A person stands atop a jagged iceberg, dressed in a uniform and holding a rifle. Behind him is a large ship, with other people in uniform standing on the deck and pointing their rifles into the distance.
A scene from Frankenstein. Netflix
The Creature’s inability to advance intellectually (or perhaps the burden of being the only thing on his mind) soon irritates the doctor. When the Creature and Elizabeth bond, it drives him even more crazy—to the point that he tries to kill the Creature before he’s ever harmed a soul. This sets off a series of calamities for the Creature, including a realization that he is unable to die. (Another Marvel superhero, Wolverine, cursed with his insurmountable healing factor, comes to mind.) In time, there is a showdown at the North Pole, which features action and adventure, but also some genuine, heartfelt drama. Oscar Isaac is incapable of being anything but terrific on film, but Elordi, still a relative newcomer, is remarkable as the doomed giant subjected to a cruel fate at the whim of a short-sighted creator.
At 150 minutes, del Toro allows his film to stretch out, not just to set his camera on cool shots of undead flesh and 19th century scientific gizmos, but to sink his teeth into the contours of the story.
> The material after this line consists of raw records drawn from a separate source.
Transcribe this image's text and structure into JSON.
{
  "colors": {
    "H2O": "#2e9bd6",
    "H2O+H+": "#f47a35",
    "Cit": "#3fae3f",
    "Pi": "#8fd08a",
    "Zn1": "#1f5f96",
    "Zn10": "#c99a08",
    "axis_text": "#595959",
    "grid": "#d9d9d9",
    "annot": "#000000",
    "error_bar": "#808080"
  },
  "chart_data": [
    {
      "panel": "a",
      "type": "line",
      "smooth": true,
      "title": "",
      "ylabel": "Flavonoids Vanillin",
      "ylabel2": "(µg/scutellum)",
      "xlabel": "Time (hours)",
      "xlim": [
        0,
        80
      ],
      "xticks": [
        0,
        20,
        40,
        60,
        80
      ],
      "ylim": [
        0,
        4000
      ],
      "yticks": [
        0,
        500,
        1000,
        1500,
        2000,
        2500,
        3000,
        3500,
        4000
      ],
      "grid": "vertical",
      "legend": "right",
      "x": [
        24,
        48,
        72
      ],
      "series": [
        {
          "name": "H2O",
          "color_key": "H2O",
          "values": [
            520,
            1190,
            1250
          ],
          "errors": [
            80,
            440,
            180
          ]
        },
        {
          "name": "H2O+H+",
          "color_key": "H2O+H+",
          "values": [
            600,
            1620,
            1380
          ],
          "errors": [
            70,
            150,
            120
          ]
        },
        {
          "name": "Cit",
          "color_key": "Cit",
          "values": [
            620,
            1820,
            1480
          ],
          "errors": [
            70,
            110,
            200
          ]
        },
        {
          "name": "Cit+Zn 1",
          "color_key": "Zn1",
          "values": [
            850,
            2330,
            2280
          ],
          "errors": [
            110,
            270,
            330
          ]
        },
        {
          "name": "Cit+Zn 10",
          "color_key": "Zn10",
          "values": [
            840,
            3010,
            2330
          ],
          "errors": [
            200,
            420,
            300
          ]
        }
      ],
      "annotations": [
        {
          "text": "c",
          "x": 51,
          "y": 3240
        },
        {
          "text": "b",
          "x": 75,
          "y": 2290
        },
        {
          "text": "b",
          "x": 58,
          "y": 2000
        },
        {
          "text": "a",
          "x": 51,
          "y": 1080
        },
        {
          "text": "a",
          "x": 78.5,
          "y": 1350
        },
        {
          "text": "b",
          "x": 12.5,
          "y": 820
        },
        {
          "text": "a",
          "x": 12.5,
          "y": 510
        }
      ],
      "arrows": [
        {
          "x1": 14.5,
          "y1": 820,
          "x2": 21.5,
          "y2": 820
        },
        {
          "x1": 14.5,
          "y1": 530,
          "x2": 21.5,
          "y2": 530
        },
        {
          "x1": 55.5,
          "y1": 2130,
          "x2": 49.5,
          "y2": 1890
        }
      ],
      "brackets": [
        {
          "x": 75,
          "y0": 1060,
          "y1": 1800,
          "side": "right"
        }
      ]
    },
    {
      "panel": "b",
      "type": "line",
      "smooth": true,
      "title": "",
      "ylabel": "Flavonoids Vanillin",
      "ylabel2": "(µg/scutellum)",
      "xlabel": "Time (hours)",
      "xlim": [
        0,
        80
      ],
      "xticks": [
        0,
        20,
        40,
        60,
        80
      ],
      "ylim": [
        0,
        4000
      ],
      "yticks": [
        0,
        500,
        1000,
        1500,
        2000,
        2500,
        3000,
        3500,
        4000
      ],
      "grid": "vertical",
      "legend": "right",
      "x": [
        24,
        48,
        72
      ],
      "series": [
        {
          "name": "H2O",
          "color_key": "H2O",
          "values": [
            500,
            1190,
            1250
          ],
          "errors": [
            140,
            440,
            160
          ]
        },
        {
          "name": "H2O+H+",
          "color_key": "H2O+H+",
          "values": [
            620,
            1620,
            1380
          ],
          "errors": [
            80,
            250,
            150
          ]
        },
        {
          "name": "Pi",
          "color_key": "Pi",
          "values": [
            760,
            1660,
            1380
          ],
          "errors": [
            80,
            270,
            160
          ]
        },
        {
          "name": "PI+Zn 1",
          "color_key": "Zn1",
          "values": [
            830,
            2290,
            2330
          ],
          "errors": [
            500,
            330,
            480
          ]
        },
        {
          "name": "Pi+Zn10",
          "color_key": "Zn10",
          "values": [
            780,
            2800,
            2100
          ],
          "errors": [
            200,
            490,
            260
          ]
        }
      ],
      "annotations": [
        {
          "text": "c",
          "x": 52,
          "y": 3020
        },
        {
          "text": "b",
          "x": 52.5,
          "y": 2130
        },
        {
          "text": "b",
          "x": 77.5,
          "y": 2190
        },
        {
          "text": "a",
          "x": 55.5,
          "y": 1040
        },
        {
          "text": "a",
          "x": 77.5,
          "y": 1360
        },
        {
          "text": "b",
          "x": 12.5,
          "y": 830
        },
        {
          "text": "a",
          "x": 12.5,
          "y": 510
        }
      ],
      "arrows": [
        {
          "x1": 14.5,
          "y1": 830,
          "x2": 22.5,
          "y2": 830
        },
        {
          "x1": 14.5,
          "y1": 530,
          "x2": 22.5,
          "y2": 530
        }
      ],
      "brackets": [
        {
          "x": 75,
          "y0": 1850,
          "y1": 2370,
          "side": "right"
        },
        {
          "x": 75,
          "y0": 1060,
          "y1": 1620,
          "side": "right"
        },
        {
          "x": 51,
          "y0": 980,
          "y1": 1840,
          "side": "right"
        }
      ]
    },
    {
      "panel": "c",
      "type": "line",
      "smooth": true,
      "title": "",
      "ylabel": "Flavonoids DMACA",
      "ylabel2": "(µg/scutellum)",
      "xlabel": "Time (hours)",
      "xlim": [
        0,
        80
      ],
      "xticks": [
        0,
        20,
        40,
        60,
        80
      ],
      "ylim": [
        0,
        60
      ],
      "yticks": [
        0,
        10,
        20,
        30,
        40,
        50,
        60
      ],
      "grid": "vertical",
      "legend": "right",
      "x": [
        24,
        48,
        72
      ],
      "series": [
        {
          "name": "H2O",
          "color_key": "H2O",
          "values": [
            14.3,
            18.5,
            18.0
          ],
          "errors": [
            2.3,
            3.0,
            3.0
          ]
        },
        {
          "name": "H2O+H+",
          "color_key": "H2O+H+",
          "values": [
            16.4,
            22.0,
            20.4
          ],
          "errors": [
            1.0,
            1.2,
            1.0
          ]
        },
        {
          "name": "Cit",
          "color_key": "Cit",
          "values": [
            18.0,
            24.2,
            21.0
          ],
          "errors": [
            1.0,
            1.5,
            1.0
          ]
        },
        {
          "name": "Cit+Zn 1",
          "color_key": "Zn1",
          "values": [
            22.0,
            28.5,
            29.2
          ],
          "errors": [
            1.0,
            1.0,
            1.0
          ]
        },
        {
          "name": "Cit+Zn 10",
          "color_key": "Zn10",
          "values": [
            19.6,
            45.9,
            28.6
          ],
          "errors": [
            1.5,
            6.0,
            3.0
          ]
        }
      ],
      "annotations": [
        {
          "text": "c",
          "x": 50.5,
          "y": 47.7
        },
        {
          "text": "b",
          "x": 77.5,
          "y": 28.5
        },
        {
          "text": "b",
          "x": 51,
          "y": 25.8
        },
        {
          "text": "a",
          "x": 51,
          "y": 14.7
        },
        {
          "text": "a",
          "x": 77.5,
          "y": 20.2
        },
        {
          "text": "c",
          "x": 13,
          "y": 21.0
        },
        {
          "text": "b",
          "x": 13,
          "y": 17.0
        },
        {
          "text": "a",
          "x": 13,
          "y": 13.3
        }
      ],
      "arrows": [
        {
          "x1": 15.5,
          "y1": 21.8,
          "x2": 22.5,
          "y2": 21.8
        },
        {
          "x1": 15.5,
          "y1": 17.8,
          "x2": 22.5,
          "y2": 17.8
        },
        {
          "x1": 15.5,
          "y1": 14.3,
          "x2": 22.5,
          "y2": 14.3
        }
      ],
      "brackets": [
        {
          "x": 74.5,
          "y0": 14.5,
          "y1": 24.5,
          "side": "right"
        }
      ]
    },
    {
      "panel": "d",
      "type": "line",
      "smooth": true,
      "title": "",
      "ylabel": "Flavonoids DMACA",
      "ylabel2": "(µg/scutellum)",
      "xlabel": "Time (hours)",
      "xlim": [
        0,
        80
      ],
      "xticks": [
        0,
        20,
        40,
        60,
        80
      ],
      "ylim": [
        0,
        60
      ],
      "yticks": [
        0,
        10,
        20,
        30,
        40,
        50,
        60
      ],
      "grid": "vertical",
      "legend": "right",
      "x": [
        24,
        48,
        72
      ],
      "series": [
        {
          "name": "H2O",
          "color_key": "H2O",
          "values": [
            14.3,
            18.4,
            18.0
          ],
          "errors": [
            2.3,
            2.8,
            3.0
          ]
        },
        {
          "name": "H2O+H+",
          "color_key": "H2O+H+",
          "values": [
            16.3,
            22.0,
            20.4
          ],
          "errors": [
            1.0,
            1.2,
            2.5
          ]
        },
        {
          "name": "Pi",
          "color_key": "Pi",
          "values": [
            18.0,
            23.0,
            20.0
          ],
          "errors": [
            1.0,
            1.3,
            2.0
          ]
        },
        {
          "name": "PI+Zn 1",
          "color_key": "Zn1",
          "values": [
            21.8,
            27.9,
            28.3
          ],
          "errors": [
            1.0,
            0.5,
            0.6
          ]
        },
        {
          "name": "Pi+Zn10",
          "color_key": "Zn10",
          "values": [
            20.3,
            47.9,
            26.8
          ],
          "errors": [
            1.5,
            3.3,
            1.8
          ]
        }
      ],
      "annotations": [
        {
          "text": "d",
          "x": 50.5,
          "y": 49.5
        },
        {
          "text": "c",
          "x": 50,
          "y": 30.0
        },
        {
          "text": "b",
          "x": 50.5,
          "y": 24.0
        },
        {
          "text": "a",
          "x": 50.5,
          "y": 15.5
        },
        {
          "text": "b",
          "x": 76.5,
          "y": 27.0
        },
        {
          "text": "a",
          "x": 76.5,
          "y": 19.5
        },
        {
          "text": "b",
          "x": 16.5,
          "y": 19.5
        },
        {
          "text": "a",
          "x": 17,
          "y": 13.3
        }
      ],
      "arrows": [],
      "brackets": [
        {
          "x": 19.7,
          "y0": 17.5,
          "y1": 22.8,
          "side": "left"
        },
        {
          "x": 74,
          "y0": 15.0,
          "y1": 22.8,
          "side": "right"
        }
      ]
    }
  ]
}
Yes, Dr. Frankenstein is the bad guy, but Isaac’s natural charisma and the thorough backstory keep him relatable. Naturally, the director of Hellboy and The Shape of Water aligns our sympathies with the Creature from his first appearance—but does he have to kill quite so many sailors during his North Pole rampage? Life has dealt him a bad hand, but that’s a tough way to make your case. These contradictions, and others, are part of what makes this old story feel new—and more than the sum of its parts.